Toward the end of the book, Ryan shared the following verbatim exchange which took place after a white couple crashed the first State Dinner of the Obama Administration, when it was yet to be established who should take the blame for this mishap:

White House Press Secretary Robert Gibbs: Yes Ma’am.
April Ryan: Have there been any concerns about Desiree Rogers' performance prior to this instance?
RG: No.
AR: No one has questioned the President or told the President that she is a very last-minute person, poor planner?
RG: No, I think you – you all have been to and seen, either whether you’re part of a pool, whether some of you have been to receptions, the remarkable work that they have done in pulling off a lot of events here. The First Family is quite pleased with her performance, and I’ve heard nothing uttered of what you talk about.
AR: Well, what about the issue of her being in fashion spreads early on the administration? Did you put the brakes that? I mean, that is – it’s been raised, it’s now public, you saw it in the magazines, her pictorials. You saw her on the cover…
RG: I get Sports Illustrated at my house. I don’t – I don’t get…
AR: But could you talk… seriously, could you talk about that? I mean, was there a concern in this White House that she came out being… some might have called her the belle of the ball, overshadowing the First Lady at the beginning…
RG: I don’t know who “some” are. I’ve never heard that.
AR: Well, it’s been bantered around Washington, and it’s been in circles… Democratic circles as well as Republican circles, high-ranking people.
RG: April, that’s not a station I live in in life…
AR: … administrations as well.
RG: I understand.
AR: Just answer the question, please.
RG: Are you done speaking so I can?
AR: Oh yes, I’m done now, yes.
RG: Excellent. I’ve not heard any of that criticism. I’ve not read any of that criticism. The President, the First Lady, and the entire White House staff are grateful for the job that she does and think she has done a terrific and wonderful job pulling off a lot of big and important events here at the White House.
AR: Did she invite herself to the State Dinner or was she a guest – did the President invite her, or did she put her – no, that’s a real – do not fan it off. I’m serious – no, seriously.
RG: Jonathan.
AR: No, no, no, did she invite herself, or did the President ask her – her name was on that list, and Social Secretaries are the ones who put names on the list. Did she invite herself or did the President…
RG: Was she at the dinner? April, April, calm down. Just take a deep breath for a second. See? This happens with my son, he does the same thing.
AR: Oooh… Don’t play with me. I’m being serious. Don’t blow it off.
RG: And I’m giving you a serious answer. Was she at the dinner? Yes.
AR: Was she an invited guest?
RG: She’s the Social Secretary. She had the primary…
AR: Social Secretaries are not guests of the dinner.
RG: She is the primary – for running the dinner. I’m going to get back to weightier topics like ninety-eight thousand men and women in Afghanistan. Jonathan, take us away.
Johathan: All right. April, please forgive me if I ask this question…

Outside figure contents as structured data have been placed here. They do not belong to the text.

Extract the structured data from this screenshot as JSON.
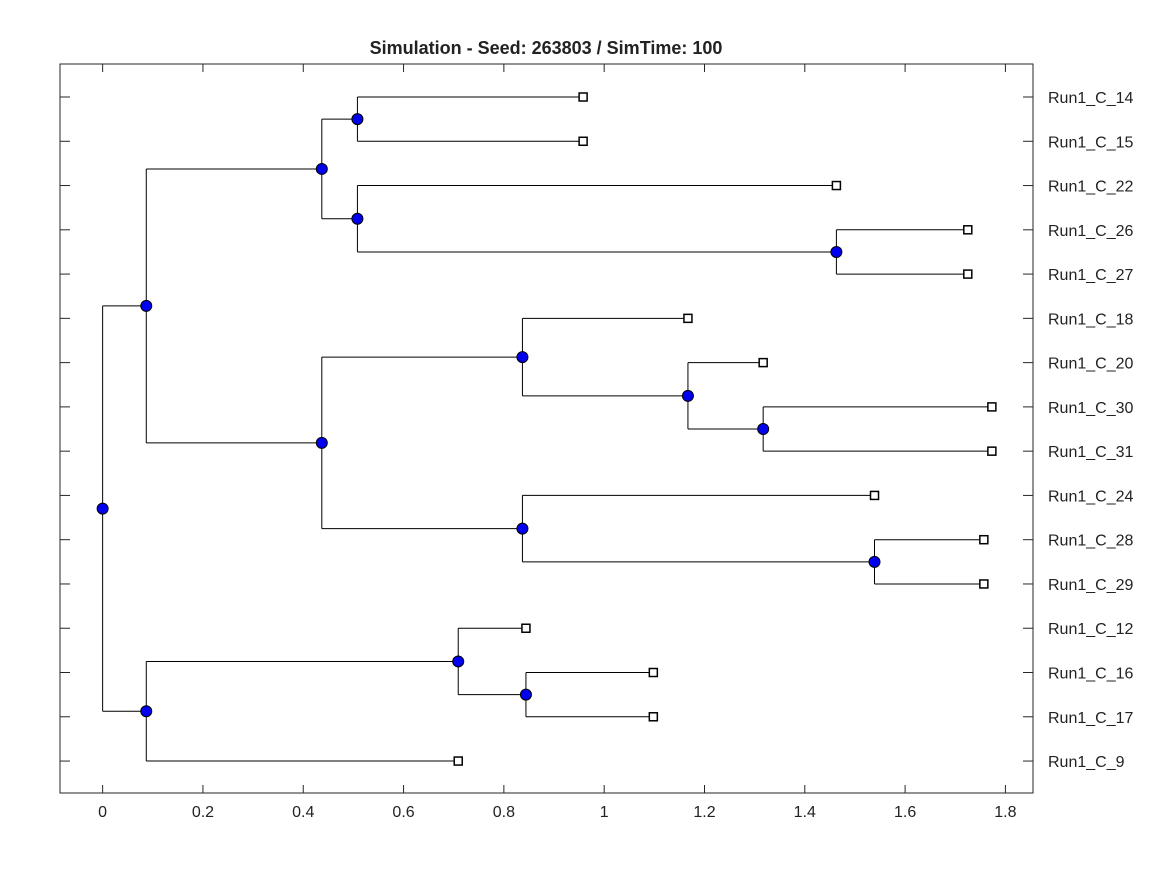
{
  "chart_data": {
    "type": "dendrogram",
    "title": "Simulation - Seed: 263803 / SimTime: 100",
    "xlabel": "",
    "ylabel": "",
    "xlim": [
      -0.085,
      1.855
    ],
    "xticks": [
      0,
      0.2,
      0.4,
      0.6,
      0.8,
      1,
      1.2,
      1.4,
      1.6,
      1.8
    ],
    "xtick_labels": [
      "0",
      "0.2",
      "0.4",
      "0.6",
      "0.8",
      "1",
      "1.2",
      "1.4",
      "1.6",
      "1.8"
    ],
    "grid": false,
    "leaf_order": [
      "Run1_C_14",
      "Run1_C_15",
      "Run1_C_22",
      "Run1_C_26",
      "Run1_C_27",
      "Run1_C_18",
      "Run1_C_20",
      "Run1_C_30",
      "Run1_C_31",
      "Run1_C_24",
      "Run1_C_28",
      "Run1_C_29",
      "Run1_C_12",
      "Run1_C_16",
      "Run1_C_17",
      "Run1_C_9"
    ],
    "node_color": "#0000ee",
    "tree": {
      "x": 0,
      "children": [
        {
          "x": 0.087,
          "children": [
            {
              "x": 0.437,
              "children": [
                {
                  "x": 0.508,
                  "children": [
                    {
                      "x": 0.958,
                      "leaf": "Run1_C_14"
                    },
                    {
                      "x": 0.958,
                      "leaf": "Run1_C_15"
                    }
                  ]
                },
                {
                  "x": 0.508,
                  "children": [
                    {
                      "x": 1.463,
                      "leaf": "Run1_C_22"
                    },
                    {
                      "x": 1.463,
                      "children": [
                        {
                          "x": 1.725,
                          "leaf": "Run1_C_26"
                        },
                        {
                          "x": 1.725,
                          "leaf": "Run1_C_27"
                        }
                      ]
                    }
                  ]
                }
              ]
            },
            {
              "x": 0.437,
              "children": [
                {
                  "x": 0.837,
                  "children": [
                    {
                      "x": 1.167,
                      "leaf": "Run1_C_18"
                    },
                    {
                      "x": 1.167,
                      "children": [
                        {
                          "x": 1.317,
                          "leaf": "Run1_C_20"
                        },
                        {
                          "x": 1.317,
                          "children": [
                            {
                              "x": 1.773,
                              "leaf": "Run1_C_30"
                            },
                            {
                              "x": 1.773,
                              "leaf": "Run1_C_31"
                            }
                          ]
                        }
                      ]
                    }
                  ]
                },
                {
                  "x": 0.837,
                  "children": [
                    {
                      "x": 1.539,
                      "leaf": "Run1_C_24"
                    },
                    {
                      "x": 1.539,
                      "children": [
                        {
                          "x": 1.757,
                          "leaf": "Run1_C_28"
                        },
                        {
                          "x": 1.757,
                          "leaf": "Run1_C_29"
                        }
                      ]
                    }
                  ]
                }
              ]
            }
          ]
        },
        {
          "x": 0.087,
          "children": [
            {
              "x": 0.709,
              "children": [
                {
                  "x": 0.844,
                  "leaf": "Run1_C_12"
                },
                {
                  "x": 0.844,
                  "children": [
                    {
                      "x": 1.098,
                      "leaf": "Run1_C_16"
                    },
                    {
                      "x": 1.098,
                      "leaf": "Run1_C_17"
                    }
                  ]
                }
              ]
            },
            {
              "x": 0.709,
              "leaf": "Run1_C_9"
            }
          ]
        }
      ]
    }
  }
}
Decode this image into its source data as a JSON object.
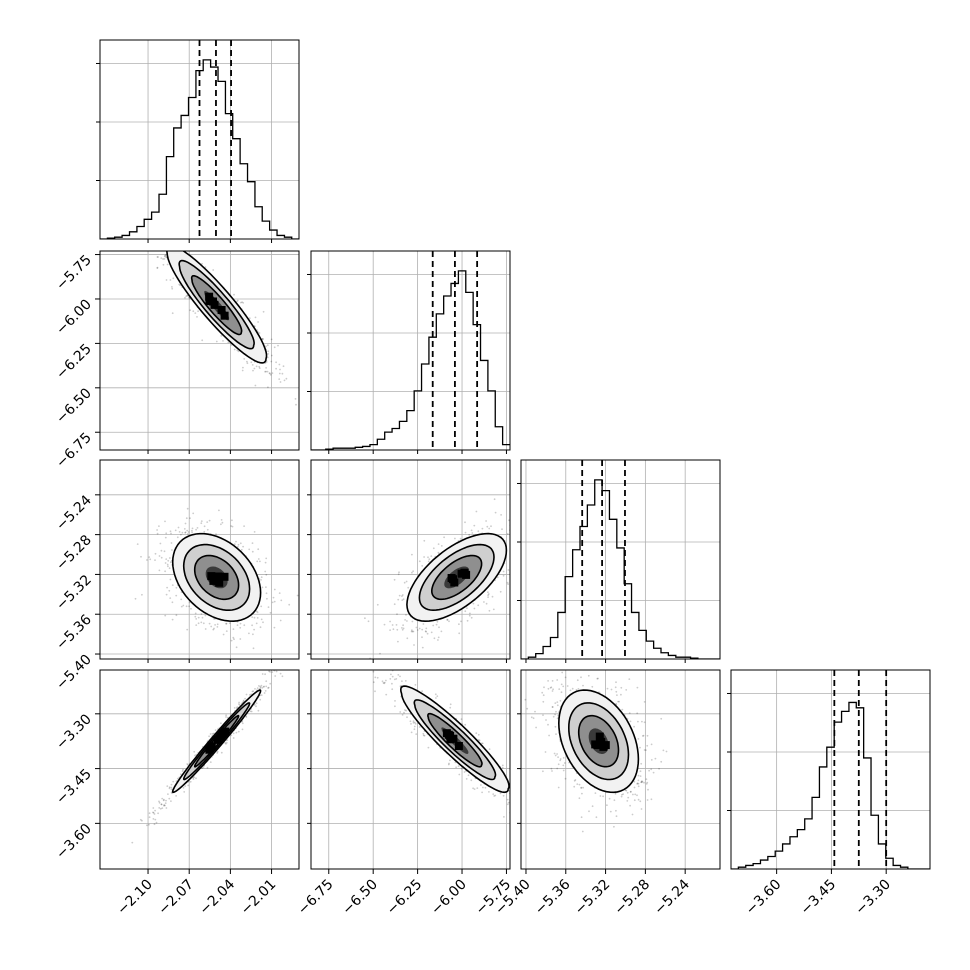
{
  "chart_data": {
    "type": "corner",
    "n_params": 4,
    "labels": [
      "",
      "",
      "",
      ""
    ],
    "grid": true,
    "colors": {
      "frame": "#000000",
      "grid": "#b0b0b0",
      "hist": "#000000",
      "quantile": "#000000",
      "scatter": "#000000"
    },
    "param_ranges": [
      [
        -2.135,
        -1.99
      ],
      [
        -6.85,
        -5.73
      ],
      [
        -5.405,
        -5.205
      ],
      [
        -3.725,
        -3.18
      ]
    ],
    "tick_values": [
      [
        -2.1,
        -2.07,
        -2.04,
        -2.01
      ],
      [
        -6.75,
        -6.5,
        -6.25,
        -6.0,
        -5.75
      ],
      [
        -5.4,
        -5.36,
        -5.32,
        -5.28,
        -5.24
      ],
      [
        -3.6,
        -3.45,
        -3.3
      ]
    ],
    "tick_labels": [
      [
        "−2.10",
        "−2.07",
        "−2.04",
        "−2.01"
      ],
      [
        "−6.75",
        "−6.50",
        "−6.25",
        "−6.00",
        "−5.75"
      ],
      [
        "−5.40",
        "−5.36",
        "−5.32",
        "−5.28",
        "−5.24"
      ],
      [
        "−3.60",
        "−3.45",
        "−3.30"
      ]
    ],
    "marginals": [
      {
        "param_index": 0,
        "bin_edges": [
          -2.135,
          -2.1296,
          -2.1243,
          -2.1189,
          -2.1135,
          -2.1081,
          -2.1028,
          -2.0974,
          -2.092,
          -2.0866,
          -2.0813,
          -2.0759,
          -2.0705,
          -2.0651,
          -2.0598,
          -2.0544,
          -2.049,
          -2.0436,
          -2.0383,
          -2.0329,
          -2.0275,
          -2.0221,
          -2.0168,
          -2.0114,
          -2.006,
          -2.0006,
          -1.9953,
          -1.99
        ],
        "counts": [
          0.0,
          0.005,
          0.01,
          0.02,
          0.04,
          0.07,
          0.11,
          0.15,
          0.25,
          0.46,
          0.62,
          0.69,
          0.79,
          0.94,
          1.0,
          0.96,
          0.88,
          0.7,
          0.56,
          0.42,
          0.32,
          0.18,
          0.1,
          0.05,
          0.02,
          0.01,
          0.0
        ],
        "quantiles": [
          -2.0625,
          -2.0505,
          -2.0395
        ]
      },
      {
        "param_index": 1,
        "bin_edges": [
          -6.85,
          -6.8085,
          -6.767,
          -6.7256,
          -6.6841,
          -6.6426,
          -6.6011,
          -6.5596,
          -6.5181,
          -6.4767,
          -6.4352,
          -6.3937,
          -6.3522,
          -6.3107,
          -6.2693,
          -6.2278,
          -6.1863,
          -6.1448,
          -6.1033,
          -6.0619,
          -6.0204,
          -5.9789,
          -5.9374,
          -5.8959,
          -5.8544,
          -5.813,
          -5.7715,
          -5.73
        ],
        "counts": [
          0.0,
          0.0,
          0.005,
          0.01,
          0.01,
          0.01,
          0.015,
          0.02,
          0.03,
          0.06,
          0.1,
          0.12,
          0.16,
          0.22,
          0.33,
          0.48,
          0.63,
          0.76,
          0.86,
          0.93,
          1.0,
          0.88,
          0.7,
          0.5,
          0.33,
          0.13,
          0.03
        ],
        "quantiles": [
          -6.165,
          -6.04,
          -5.915
        ]
      },
      {
        "param_index": 2,
        "bin_edges": [
          -5.405,
          -5.3976,
          -5.3902,
          -5.3828,
          -5.3754,
          -5.368,
          -5.3606,
          -5.3531,
          -5.3457,
          -5.3383,
          -5.3309,
          -5.3235,
          -5.3161,
          -5.3087,
          -5.3013,
          -5.2939,
          -5.2865,
          -5.2791,
          -5.2717,
          -5.2643,
          -5.2569,
          -5.2494,
          -5.242,
          -5.2346,
          -5.2272,
          -5.2198,
          -5.2124,
          -5.205
        ],
        "counts": [
          0.0,
          0.01,
          0.03,
          0.07,
          0.12,
          0.26,
          0.46,
          0.61,
          0.74,
          0.86,
          1.0,
          0.94,
          0.78,
          0.62,
          0.42,
          0.26,
          0.16,
          0.1,
          0.06,
          0.035,
          0.02,
          0.01,
          0.01,
          0.005,
          0.0,
          0.0,
          0.0
        ],
        "quantiles": [
          -5.3435,
          -5.3235,
          -5.3005
        ]
      },
      {
        "param_index": 3,
        "bin_edges": [
          -3.725,
          -3.7048,
          -3.6846,
          -3.6644,
          -3.6443,
          -3.6241,
          -3.6039,
          -3.5837,
          -3.5635,
          -3.5433,
          -3.5231,
          -3.503,
          -3.4828,
          -3.4626,
          -3.4424,
          -3.4222,
          -3.402,
          -3.3819,
          -3.3617,
          -3.3415,
          -3.3213,
          -3.3011,
          -3.2809,
          -3.2607,
          -3.2406,
          -3.2204,
          -3.2002,
          -3.18
        ],
        "counts": [
          0.0,
          0.01,
          0.02,
          0.03,
          0.05,
          0.07,
          0.1,
          0.14,
          0.18,
          0.22,
          0.28,
          0.4,
          0.57,
          0.68,
          0.82,
          0.88,
          0.93,
          0.9,
          0.62,
          0.3,
          0.14,
          0.06,
          0.02,
          0.01,
          0.0,
          0.0,
          0.0
        ],
        "quantiles": [
          -3.442,
          -3.375,
          -3.3
        ]
      }
    ],
    "joints": [
      {
        "x_param": 0,
        "y_param": 1,
        "mean": [
          -2.05,
          -6.04
        ],
        "sd": [
          0.018,
          0.16
        ],
        "rho": -0.92,
        "skew": 0.25
      },
      {
        "x_param": 0,
        "y_param": 2,
        "mean": [
          -2.05,
          -5.323
        ],
        "sd": [
          0.016,
          0.022
        ],
        "rho": -0.35,
        "skew": 0.0
      },
      {
        "x_param": 1,
        "y_param": 2,
        "mean": [
          -6.03,
          -5.323
        ],
        "sd": [
          0.14,
          0.022
        ],
        "rho": 0.62,
        "skew": 0.0
      },
      {
        "x_param": 0,
        "y_param": 3,
        "mean": [
          -2.05,
          -3.375
        ],
        "sd": [
          0.016,
          0.07
        ],
        "rho": 0.985,
        "skew": 0.0
      },
      {
        "x_param": 1,
        "y_param": 3,
        "mean": [
          -6.04,
          -3.375
        ],
        "sd": [
          0.15,
          0.07
        ],
        "rho": -0.93,
        "skew": 0.3
      },
      {
        "x_param": 2,
        "y_param": 3,
        "mean": [
          -5.327,
          -3.375
        ],
        "sd": [
          0.02,
          0.07
        ],
        "rho": -0.35,
        "skew": 0.0
      }
    ],
    "contour_levels_sigma": [
      0.5,
      1.0,
      1.5,
      2.0
    ]
  }
}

“It was like salt in an invisible White House wound with each response,” Ryan says at the end of the transcript of the exchange. As you probably noticed, Secretary Gibbs still did not answer the question. Ryan had received her information from sources inside the White House, and the press secretary refused to take her seriously. Frankly, I don’t see how she could tolerate the condescension and cavalier attitude of the press secretary. She was clearly more concerned about the safety of this president than her white male colleagues.

The Presidency in Black and White give an honest view and perspective of an African-American woman who sits and works in close proximity to the most powerful office in the world. Kudos to April Ryan for her strength, courage, and tenacity.  




¹The Tuskegee Study of Untreated Syphilis in the Negro Male, also known as the Tuskegee Syphilis Study or Tuskegee Syphilis Experiment was an infamous clinical study conducted between 1932 and 1972 by the U.S. Public Health Service.